The group was a vocal opponent to the pervasive use of self-bonding by Wyoming operating companies, objecting multiple times to proposed restructuring agreements that did not replace those self-bonds.

Anderson said she hopes Wyoming picks up the slack from the federal side with the upcoming proposed rule changes.

“I think this is a great example of when the federal government isn’t acting, states can move in and act on their own,” she said. “This will be a Wyoming rule for companies operating here, but we also think it will be setting a new standard so other states can adapt, potentially OSM (Office of Surface Mining) at some level can adapt the state rule.”

Wyoming has frequently defended the practice of self-bonding, which came about because traditional insurance markets in the ‘80s were less secure than a company’s balance sheet. Self-bonds are just one of the ways Wyoming holds company’s financially accountable, DEQ representatives have said repeatedly.

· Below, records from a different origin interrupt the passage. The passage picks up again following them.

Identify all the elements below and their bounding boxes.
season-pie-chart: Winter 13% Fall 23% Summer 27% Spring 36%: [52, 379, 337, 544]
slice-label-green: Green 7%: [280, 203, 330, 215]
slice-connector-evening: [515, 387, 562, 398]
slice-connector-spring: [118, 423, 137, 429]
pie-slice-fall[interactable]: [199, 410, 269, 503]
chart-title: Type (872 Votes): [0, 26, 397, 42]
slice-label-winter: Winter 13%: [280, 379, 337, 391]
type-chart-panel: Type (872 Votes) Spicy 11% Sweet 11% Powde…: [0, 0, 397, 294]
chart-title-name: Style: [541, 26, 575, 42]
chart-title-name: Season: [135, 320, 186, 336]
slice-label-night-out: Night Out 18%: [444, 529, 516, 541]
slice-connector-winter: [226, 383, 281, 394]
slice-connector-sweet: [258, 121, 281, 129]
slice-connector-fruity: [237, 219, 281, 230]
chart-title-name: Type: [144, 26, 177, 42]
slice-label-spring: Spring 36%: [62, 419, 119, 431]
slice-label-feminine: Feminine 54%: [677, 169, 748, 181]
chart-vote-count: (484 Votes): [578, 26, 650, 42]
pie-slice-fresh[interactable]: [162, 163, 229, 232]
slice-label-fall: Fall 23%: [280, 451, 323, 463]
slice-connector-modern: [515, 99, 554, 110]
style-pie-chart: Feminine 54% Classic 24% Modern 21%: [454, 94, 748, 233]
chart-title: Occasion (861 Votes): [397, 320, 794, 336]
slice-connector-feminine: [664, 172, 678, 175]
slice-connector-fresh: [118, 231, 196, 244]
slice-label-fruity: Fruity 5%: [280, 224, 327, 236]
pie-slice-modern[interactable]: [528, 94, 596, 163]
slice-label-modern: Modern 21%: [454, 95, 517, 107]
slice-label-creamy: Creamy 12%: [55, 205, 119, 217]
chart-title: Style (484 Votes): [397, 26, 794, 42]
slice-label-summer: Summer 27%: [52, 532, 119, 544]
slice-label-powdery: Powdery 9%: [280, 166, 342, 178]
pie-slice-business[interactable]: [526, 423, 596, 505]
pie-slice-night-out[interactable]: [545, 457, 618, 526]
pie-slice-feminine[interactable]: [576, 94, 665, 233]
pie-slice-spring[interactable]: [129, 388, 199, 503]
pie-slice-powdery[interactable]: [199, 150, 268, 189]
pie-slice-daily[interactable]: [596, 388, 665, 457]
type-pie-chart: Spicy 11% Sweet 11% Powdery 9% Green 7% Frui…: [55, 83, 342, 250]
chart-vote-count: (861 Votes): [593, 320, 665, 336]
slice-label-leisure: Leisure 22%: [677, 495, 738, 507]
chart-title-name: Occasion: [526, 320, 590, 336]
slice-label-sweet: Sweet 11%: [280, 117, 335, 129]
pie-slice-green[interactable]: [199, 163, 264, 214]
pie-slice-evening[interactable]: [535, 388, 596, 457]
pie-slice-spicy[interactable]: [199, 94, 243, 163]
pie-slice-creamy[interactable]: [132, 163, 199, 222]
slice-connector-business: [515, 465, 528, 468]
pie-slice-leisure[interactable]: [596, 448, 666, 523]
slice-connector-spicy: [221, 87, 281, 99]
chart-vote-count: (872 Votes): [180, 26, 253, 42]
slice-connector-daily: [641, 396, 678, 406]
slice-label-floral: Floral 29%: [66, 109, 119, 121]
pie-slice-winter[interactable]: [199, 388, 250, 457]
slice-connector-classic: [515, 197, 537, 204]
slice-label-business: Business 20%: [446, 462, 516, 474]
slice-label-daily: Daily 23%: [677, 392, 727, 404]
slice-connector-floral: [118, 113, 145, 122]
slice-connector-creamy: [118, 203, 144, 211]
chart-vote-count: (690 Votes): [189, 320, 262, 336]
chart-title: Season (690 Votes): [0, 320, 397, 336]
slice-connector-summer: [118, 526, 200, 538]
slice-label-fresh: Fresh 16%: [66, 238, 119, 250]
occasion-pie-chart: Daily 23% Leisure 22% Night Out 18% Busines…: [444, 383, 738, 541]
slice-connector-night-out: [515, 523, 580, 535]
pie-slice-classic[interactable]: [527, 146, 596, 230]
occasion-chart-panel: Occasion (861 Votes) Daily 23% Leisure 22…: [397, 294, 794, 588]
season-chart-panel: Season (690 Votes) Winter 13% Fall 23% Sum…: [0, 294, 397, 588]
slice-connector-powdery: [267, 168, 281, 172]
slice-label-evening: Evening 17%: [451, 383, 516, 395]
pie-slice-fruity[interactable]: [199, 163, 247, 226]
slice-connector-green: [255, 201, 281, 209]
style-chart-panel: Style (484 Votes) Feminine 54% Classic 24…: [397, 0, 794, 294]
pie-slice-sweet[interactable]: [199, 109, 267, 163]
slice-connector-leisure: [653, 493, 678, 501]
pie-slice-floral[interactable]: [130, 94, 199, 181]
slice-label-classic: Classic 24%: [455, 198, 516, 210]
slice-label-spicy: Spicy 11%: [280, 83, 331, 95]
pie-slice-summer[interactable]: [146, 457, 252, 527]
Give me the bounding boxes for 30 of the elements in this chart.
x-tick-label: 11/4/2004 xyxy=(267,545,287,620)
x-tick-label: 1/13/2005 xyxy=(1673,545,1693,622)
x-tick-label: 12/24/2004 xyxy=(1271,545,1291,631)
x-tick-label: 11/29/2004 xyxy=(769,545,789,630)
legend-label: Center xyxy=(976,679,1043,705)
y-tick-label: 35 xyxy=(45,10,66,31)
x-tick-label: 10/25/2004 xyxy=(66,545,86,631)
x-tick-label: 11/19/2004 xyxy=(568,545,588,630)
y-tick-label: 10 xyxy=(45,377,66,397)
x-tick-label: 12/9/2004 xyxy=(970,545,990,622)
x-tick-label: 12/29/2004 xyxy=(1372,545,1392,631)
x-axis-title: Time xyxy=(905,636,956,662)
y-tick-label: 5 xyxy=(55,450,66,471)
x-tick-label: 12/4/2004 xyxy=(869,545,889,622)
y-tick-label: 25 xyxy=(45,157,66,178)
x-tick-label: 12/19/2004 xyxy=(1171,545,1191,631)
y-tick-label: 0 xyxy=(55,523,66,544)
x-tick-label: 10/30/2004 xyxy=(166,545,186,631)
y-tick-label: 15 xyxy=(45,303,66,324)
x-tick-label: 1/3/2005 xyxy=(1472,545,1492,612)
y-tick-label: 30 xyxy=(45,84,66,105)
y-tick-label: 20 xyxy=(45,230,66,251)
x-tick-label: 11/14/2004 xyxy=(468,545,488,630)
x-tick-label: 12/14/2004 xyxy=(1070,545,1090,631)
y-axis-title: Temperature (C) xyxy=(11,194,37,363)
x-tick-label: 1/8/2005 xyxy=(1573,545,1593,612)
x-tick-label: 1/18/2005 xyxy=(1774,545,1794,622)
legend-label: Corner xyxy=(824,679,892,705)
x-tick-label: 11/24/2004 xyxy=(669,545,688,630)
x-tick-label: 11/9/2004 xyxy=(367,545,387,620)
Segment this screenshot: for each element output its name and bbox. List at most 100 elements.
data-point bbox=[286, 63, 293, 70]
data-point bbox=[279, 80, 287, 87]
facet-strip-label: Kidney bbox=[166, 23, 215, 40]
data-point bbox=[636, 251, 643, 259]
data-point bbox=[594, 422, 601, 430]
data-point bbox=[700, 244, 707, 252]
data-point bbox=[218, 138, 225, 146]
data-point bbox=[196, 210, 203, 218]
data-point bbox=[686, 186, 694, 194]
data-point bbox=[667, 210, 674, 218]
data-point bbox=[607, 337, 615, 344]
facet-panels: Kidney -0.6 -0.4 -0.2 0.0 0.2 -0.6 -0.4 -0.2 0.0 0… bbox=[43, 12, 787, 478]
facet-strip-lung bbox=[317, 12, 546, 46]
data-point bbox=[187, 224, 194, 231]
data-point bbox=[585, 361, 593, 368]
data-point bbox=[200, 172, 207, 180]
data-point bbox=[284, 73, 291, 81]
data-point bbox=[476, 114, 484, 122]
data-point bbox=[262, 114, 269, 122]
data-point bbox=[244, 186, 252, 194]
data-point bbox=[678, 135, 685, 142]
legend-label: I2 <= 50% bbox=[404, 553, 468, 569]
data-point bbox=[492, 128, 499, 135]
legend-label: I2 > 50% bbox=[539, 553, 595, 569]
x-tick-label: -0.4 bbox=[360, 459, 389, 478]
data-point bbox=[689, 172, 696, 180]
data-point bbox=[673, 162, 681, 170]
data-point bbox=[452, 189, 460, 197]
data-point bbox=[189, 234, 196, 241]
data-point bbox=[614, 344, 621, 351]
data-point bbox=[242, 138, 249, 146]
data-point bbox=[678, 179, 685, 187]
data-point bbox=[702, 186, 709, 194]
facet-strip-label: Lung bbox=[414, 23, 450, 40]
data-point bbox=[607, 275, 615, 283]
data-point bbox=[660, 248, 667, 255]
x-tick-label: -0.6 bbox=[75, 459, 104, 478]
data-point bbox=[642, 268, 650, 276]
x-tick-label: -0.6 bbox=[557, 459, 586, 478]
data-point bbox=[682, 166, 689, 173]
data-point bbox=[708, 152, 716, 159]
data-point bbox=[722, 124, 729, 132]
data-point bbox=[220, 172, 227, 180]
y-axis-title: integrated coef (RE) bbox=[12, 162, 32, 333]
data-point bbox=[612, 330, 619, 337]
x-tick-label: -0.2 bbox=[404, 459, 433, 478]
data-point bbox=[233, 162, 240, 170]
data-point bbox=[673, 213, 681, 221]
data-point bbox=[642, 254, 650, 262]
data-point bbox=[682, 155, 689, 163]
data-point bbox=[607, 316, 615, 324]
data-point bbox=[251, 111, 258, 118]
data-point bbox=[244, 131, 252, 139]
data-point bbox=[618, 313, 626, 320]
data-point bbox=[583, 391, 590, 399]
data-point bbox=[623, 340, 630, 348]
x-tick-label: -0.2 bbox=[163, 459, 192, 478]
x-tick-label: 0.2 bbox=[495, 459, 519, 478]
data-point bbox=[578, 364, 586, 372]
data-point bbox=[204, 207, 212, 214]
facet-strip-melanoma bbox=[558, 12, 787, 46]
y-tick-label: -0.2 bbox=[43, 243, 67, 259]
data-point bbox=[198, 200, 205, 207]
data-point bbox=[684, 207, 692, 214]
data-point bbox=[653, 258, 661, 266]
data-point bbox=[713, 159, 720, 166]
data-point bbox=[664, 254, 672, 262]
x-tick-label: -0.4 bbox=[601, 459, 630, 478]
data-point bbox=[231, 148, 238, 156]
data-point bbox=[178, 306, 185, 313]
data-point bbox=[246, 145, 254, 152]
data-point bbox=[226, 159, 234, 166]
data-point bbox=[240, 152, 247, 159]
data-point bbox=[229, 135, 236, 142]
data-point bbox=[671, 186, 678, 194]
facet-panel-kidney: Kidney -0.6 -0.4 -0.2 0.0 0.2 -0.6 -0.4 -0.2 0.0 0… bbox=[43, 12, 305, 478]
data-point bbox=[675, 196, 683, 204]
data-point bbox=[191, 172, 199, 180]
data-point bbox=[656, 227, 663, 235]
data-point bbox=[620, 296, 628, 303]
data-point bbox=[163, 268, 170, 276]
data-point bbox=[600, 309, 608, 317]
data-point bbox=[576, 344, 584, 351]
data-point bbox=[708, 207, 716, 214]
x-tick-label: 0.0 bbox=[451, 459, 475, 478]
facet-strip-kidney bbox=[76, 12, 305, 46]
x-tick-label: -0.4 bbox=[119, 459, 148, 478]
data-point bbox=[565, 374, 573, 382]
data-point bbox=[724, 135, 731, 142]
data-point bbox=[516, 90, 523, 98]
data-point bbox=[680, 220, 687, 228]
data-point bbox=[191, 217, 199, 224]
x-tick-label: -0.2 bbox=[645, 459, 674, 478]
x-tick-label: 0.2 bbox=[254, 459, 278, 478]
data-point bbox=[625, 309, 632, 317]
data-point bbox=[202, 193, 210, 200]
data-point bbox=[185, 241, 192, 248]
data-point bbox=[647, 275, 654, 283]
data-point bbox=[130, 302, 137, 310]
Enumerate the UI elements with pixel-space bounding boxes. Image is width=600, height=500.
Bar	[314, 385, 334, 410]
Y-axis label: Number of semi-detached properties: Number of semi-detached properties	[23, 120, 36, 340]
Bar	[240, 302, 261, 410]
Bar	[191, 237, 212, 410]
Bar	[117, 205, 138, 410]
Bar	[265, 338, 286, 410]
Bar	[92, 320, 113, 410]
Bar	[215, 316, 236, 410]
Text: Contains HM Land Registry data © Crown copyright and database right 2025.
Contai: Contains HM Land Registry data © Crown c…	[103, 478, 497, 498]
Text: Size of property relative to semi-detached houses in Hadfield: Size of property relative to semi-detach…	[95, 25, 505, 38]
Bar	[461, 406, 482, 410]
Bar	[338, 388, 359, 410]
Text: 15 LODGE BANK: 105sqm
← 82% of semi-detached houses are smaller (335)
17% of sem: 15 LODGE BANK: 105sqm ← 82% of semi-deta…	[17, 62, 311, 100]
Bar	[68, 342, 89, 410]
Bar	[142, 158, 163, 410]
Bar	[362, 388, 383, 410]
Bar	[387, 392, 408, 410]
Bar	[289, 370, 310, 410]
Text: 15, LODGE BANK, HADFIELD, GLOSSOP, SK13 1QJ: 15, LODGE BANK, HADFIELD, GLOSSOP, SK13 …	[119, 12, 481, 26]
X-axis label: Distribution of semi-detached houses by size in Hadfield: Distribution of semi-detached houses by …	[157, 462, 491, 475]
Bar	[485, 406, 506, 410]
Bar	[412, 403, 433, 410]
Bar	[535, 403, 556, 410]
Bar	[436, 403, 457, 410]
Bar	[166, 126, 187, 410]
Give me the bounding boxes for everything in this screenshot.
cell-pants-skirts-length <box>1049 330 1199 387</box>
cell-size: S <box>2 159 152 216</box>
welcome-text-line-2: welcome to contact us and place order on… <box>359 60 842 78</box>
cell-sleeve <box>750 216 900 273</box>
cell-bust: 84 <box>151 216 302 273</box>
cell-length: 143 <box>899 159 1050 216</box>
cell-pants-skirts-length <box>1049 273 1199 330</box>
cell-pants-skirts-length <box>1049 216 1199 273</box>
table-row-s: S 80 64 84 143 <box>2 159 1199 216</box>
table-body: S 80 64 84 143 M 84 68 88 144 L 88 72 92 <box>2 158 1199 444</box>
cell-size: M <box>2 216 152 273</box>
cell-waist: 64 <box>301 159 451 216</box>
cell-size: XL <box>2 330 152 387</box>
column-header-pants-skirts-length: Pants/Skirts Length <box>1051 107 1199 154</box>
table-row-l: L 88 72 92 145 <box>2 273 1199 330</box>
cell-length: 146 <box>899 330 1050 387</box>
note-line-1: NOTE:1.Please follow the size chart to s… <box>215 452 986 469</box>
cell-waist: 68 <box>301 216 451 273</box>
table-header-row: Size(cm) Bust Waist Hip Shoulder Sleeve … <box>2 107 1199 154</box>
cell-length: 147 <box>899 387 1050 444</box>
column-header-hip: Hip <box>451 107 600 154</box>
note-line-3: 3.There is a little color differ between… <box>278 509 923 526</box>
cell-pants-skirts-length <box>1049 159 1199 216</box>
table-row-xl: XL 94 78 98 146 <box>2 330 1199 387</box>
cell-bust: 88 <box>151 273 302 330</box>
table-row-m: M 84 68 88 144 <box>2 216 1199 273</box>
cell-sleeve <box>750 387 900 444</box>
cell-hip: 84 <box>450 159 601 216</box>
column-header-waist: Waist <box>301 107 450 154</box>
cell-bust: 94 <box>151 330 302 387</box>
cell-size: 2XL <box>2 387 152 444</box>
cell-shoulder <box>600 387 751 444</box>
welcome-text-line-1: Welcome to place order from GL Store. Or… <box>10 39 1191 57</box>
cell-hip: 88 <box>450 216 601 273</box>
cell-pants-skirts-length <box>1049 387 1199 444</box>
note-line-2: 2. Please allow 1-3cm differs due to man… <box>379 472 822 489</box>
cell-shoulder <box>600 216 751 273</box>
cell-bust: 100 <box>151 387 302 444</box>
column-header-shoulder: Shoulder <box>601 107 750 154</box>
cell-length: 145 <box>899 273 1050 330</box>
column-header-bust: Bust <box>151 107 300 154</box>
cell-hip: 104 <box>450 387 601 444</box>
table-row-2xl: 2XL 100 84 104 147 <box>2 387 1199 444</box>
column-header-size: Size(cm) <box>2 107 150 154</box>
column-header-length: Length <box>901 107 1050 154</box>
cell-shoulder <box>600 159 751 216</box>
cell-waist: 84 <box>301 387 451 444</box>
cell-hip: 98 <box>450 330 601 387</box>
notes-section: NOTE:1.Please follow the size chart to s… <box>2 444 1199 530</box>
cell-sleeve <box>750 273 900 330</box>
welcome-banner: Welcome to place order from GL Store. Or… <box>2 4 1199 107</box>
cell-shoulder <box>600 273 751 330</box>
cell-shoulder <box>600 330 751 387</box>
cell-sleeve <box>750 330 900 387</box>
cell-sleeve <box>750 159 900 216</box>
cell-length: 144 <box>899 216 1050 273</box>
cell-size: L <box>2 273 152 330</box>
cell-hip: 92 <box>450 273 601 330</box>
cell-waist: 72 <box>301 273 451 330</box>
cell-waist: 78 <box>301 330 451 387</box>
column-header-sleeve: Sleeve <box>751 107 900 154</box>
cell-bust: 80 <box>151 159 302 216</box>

Peabody Energy, the operator of North Antelope Rochelle in Campbell County, announced its plan to replace more than $700 million in self-bonds in March, but the company hinted that it may seek self-bonding again in the future.

Whether these large post-bankruptcy companies would be allowed to self-bond is a hypothetical question that Guille, spokesman for the DEQ, said he could not answer.

The agency would consider a request for self-bonds according to its rules, he said.

Neither a state nor federal rule can make self-bonding disappear. That would take a statutory change, but states can set a precedent by raising the bar for qualification, said Anderson from the Powder River Basin Resource Council.

“There is still room at the state to do good things,” Anderson said. “If anybody has something to lose on self-bonding it’s Wyoming, given the amount of coal mine reclamation that we have. It is in the state’s interest to do the right thing.”